There haven't been any appreciable sandstorms now for a number of years. While we may suffer from air-pocalypse at least we haven't recently fallen victim to "sand-ageddon" as British tabloids called it earlier this year when sand from the Sahara desert, 3,000 kilometers away, covered cars and people alike in Britain.
There were prodigious winds recently that all but blew me over, no easy task. Yet, remarkably, I couldn't detect a grain of sand. The reason that I am hopeful is that this result was no accident, but due to the hard work of governmental and scientific experts who reversed desertification of previously green areas and reclaimed them by planting trees and grasses, and using other more ingenious homegrown methods.

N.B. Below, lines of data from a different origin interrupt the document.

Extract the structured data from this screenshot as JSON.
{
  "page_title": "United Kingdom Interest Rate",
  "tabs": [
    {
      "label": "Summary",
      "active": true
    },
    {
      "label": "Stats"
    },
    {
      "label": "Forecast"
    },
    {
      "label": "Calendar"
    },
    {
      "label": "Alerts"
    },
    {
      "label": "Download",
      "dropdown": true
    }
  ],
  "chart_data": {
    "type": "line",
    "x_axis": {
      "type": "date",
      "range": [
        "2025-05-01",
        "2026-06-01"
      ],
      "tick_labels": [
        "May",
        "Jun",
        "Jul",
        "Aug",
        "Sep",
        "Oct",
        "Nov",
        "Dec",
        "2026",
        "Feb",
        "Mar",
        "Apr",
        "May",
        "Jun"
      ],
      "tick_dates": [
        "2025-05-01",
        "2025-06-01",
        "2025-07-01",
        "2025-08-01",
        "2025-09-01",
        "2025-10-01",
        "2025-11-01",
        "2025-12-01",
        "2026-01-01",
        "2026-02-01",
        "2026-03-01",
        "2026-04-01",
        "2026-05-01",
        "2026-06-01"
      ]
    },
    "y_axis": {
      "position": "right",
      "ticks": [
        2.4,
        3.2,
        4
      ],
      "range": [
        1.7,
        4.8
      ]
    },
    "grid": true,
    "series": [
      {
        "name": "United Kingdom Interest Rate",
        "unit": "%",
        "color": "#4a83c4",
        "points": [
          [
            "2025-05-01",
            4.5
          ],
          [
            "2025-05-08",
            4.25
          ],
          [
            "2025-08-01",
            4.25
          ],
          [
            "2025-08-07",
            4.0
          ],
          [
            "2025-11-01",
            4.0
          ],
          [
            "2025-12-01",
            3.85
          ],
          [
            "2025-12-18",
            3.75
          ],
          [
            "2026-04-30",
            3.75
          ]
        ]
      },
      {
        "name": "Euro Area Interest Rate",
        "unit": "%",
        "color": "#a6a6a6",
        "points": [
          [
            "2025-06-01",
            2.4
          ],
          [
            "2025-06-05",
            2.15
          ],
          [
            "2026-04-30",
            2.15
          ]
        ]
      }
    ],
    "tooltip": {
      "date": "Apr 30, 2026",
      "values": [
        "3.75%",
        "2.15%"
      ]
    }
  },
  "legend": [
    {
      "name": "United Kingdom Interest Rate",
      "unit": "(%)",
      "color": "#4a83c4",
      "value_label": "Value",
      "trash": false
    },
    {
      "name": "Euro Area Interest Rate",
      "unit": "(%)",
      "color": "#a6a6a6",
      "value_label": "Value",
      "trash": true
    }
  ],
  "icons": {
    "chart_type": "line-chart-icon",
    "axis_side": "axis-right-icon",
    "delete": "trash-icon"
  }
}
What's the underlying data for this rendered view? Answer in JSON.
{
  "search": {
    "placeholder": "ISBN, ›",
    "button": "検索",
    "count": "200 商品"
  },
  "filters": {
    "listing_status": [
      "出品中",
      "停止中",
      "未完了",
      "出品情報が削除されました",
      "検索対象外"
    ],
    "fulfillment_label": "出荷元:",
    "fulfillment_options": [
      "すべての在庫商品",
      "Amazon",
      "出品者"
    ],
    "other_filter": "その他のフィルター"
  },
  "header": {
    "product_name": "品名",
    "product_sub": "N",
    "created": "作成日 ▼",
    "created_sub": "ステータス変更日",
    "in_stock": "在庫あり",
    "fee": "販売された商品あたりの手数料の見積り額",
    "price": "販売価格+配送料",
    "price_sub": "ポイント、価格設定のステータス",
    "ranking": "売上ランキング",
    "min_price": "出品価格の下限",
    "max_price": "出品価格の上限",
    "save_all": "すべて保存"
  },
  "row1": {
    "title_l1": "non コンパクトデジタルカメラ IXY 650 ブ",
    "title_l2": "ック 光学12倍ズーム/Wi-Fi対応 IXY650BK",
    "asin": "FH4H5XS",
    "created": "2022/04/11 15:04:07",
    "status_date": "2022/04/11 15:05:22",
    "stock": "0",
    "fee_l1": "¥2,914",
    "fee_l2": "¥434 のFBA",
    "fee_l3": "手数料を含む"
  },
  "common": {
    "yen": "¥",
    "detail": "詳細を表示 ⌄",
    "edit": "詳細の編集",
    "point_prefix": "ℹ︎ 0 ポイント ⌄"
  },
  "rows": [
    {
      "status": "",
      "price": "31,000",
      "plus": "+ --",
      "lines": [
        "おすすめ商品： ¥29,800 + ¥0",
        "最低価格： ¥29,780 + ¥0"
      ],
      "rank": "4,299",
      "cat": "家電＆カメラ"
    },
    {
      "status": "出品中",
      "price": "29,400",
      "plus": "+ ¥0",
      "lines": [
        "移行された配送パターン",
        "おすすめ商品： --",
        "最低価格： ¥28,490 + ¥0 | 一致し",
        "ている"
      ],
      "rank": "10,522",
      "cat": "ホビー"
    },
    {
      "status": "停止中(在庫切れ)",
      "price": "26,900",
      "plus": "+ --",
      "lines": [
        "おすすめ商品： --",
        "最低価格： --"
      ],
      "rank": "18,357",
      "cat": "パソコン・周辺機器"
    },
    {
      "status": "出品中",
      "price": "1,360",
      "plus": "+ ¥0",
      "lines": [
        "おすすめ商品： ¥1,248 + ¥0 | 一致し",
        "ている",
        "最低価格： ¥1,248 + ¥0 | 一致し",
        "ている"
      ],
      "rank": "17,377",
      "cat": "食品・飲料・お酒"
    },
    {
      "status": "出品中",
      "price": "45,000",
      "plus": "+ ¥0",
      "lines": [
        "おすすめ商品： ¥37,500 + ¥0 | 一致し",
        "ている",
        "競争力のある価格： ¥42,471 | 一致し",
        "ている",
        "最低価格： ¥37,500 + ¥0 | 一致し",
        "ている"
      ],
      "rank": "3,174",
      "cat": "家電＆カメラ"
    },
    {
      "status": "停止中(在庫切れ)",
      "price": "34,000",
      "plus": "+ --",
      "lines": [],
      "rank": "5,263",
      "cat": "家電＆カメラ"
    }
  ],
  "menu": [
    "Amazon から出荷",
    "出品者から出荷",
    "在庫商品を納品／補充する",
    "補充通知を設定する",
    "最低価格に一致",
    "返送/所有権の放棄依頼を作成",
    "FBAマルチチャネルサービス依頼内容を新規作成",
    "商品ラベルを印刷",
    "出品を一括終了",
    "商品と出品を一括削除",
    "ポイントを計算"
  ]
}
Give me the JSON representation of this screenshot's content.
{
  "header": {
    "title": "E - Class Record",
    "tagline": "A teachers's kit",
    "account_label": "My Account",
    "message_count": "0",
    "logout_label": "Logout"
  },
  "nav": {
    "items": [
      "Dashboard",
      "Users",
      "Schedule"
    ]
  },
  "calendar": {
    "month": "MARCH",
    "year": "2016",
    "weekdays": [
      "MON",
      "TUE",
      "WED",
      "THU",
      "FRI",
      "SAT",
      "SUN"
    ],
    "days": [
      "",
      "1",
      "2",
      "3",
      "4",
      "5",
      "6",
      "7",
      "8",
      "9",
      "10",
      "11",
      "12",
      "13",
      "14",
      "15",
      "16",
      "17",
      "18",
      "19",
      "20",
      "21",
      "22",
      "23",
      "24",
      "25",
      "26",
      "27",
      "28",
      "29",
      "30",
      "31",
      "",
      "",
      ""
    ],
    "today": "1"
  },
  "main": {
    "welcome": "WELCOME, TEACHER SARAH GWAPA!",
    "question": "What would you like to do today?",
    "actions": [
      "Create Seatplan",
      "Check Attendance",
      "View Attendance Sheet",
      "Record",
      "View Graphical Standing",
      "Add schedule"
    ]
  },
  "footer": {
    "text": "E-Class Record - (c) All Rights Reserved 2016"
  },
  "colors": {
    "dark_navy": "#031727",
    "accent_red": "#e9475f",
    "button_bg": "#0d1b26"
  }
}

Remarkably, 2.6 million square kilometers, more than one-quarter of China's total land area, are deserts. It is scant wonder then that China is the world's leader in desertification. And it comes as no surprise that in 2002 China enacted the world's first law on controlling and preventing desertification. In fact, by 2020 the country plans to reclaim 200,000 square kilometers of desert.
Using conventional technology, China, like other affected countries, plants grasses and trees to anchor the sand and keep it in place. This helps, but the winds can still carry grains of sand aloft. China has now gone to the next level and pioneered the use of cyanobacteria which can create a biocrust which is thick enough to help promote topsoil and prevent erosion, even in the harsh desert environment.
So when I think of air pollution, I know that it will one day be solved, and harbor some hope it will be sooner rather than later. Estimates range from five to fifty years before meaningful change can occur and the costs are staggering. Whole industries will have to be uprooted and the mix of energy resources will have to be radically changed.
Most youngsters today think of London fog as an upscale fashion brand. Yet after World War II the English capital was plagued by extreme pollution, even worse than we experience on most bad days, much of it, as here, from burning dirty coal. Today, however, London is a breath of fresh air albeit after many years, numerous laws and regulations, and billions of pounds sterling in anti-pollution equipment later.
Yet thinking back to the 2008 Olympics when Beijing and surrounding polluting factories and power generators were stopped, blue sky days returned. So we know that change is possible.
My personal hope is that based on the experience of China's conquest of sandstorms, in part by the use of novel technologies, the air pollution will be controlled in the not too distant future.
The author, Harvey Dzodin, is a senior adviser to Tsinghua University and a former vice-president of ABC Television.